The principles included in the guideline are relevant to all current and future pharmacists, says PSA National President Dr Fei Sim, from those just starting their professional journey to those with years of experience working in the Aboriginal and Torres Strait Islander health sector.

‘The guideline can be used as a tool to support balanced and professional decision making, and ensure that Aboriginal and Torres Strait Islander patients’ needs, beliefs and preferences are met in a culturally safe way,’ she says.

‘[It is also] an educational resource to inform quality assurance processes, support better practice, and provide support when resolving disputes and ethical dilemmas.’

The PSA and NACCHO co-designed the Deadly Pharmacists Foundation Training Course. It will be launched this month as a free online education program and will equip pharmacists with the skills needed to work with Aboriginal and Torres Strait Islander primary healthcare services.

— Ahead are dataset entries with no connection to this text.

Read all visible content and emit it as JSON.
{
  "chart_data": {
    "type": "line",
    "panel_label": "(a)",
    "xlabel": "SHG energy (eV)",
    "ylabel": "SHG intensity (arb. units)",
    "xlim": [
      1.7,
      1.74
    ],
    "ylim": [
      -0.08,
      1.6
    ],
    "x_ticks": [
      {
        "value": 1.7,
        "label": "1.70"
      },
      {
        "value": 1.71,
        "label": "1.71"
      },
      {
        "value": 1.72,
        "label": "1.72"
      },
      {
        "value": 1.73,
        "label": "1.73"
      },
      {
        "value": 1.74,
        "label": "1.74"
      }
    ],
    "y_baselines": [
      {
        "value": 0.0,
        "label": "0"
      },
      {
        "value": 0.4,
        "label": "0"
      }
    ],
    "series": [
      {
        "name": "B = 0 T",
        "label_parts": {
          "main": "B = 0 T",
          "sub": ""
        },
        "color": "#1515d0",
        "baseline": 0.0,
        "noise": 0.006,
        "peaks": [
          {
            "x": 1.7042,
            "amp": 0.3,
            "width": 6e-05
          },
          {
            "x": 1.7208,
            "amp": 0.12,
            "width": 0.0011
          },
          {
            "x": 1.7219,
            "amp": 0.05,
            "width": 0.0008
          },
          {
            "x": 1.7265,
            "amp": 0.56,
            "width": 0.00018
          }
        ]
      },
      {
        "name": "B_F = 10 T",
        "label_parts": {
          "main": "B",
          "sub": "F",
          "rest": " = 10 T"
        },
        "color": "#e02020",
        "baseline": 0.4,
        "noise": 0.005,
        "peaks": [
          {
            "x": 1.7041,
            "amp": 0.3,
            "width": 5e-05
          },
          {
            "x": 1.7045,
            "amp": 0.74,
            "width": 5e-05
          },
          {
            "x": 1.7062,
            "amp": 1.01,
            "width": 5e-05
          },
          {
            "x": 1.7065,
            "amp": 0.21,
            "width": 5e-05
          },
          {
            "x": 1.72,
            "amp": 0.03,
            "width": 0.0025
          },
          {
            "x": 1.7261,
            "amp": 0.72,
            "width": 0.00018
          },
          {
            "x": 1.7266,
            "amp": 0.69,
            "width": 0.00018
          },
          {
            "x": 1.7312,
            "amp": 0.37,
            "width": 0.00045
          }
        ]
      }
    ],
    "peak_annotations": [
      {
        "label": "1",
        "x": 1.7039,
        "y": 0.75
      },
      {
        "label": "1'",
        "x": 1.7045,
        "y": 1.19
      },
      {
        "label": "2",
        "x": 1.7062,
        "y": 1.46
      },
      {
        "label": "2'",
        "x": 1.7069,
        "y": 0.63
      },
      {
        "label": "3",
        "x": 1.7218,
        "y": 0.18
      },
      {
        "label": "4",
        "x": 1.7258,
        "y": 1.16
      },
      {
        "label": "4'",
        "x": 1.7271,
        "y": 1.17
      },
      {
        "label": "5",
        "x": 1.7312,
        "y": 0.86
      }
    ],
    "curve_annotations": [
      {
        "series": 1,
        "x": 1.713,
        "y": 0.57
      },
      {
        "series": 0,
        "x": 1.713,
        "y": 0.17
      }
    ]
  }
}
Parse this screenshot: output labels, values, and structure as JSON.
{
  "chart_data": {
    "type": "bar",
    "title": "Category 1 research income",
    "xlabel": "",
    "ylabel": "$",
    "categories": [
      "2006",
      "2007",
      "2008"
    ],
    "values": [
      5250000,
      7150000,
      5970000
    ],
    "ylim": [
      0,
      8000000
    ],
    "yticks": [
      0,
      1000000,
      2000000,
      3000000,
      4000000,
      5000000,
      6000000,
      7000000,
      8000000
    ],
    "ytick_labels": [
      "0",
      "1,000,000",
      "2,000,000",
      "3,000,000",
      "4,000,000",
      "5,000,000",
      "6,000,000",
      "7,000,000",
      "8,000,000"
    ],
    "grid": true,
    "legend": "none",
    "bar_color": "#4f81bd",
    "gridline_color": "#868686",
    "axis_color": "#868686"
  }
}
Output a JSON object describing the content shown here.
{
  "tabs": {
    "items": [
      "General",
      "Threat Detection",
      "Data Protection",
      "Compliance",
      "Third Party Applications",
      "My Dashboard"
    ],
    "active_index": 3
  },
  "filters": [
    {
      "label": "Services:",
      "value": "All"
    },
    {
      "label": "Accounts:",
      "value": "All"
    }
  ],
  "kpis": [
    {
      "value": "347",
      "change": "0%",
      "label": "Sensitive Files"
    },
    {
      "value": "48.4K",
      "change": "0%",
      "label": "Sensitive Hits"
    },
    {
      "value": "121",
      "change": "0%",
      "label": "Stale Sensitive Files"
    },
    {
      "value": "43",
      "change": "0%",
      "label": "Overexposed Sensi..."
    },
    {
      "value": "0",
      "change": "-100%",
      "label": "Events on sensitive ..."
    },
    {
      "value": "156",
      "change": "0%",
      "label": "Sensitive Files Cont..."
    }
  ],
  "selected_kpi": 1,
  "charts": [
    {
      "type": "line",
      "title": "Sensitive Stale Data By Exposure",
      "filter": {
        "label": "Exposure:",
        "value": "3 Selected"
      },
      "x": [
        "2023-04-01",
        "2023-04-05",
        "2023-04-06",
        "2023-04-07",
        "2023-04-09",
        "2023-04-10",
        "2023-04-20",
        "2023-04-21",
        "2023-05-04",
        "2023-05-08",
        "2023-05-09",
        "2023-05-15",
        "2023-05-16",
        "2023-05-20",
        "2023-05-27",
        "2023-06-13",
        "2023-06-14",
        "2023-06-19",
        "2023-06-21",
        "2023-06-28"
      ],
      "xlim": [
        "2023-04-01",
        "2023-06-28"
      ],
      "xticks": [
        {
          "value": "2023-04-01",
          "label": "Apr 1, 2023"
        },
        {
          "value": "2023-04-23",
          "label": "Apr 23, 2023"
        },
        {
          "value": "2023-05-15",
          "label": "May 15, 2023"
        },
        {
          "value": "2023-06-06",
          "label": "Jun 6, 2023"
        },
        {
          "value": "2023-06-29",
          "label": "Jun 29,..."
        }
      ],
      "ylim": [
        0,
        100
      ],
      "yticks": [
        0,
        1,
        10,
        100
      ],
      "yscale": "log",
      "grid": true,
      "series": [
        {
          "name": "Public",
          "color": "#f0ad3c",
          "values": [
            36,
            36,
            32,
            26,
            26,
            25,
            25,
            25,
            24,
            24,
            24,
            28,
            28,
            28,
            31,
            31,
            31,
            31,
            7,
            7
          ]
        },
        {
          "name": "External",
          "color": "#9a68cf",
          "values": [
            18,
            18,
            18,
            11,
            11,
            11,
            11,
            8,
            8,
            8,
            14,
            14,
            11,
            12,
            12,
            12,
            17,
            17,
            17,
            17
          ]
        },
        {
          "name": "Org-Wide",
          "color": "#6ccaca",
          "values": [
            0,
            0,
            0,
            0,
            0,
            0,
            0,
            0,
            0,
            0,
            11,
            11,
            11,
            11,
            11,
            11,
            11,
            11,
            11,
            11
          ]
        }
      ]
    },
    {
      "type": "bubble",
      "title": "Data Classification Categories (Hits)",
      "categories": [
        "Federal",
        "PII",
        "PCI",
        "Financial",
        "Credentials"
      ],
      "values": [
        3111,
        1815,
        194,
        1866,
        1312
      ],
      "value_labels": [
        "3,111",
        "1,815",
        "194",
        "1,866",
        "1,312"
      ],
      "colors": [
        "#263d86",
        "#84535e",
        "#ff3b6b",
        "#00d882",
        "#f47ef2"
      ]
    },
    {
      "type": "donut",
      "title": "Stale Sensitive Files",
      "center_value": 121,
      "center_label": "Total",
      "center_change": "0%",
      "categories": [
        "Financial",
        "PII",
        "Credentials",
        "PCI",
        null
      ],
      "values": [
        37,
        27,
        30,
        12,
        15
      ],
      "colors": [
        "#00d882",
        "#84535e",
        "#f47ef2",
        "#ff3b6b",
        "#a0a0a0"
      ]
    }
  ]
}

This includes developing an increased understanding of a holistic approach to wellness, taking into account connection to Country and culture and the importance of these when managing clinical conditions. 

 

References

  1. Department of Health. National Health Workforce Data Set. 2020
  2. Australian Pharmacy Council. Improving health outcomes for First Australians. 2019.
  3. Australian Bureau of Statistics. Aboriginal and Torres Strait Islander people: census. 2022.
  4. Department of Health. National Aboriginal and Torres Strait Islander Health Workforce Strategic Framework and Implementation Plan 2021–2031. 2022.
  5. Australian Government. Aboriginal and Torres Strait Islander Health Performance Framework 2017 Report. 2017.
  6. Pharmaceutical Society of Australia. Guideline for pharmacists supporting Aboriginal and Torres Strait Islander peoples with medicines management. 2022.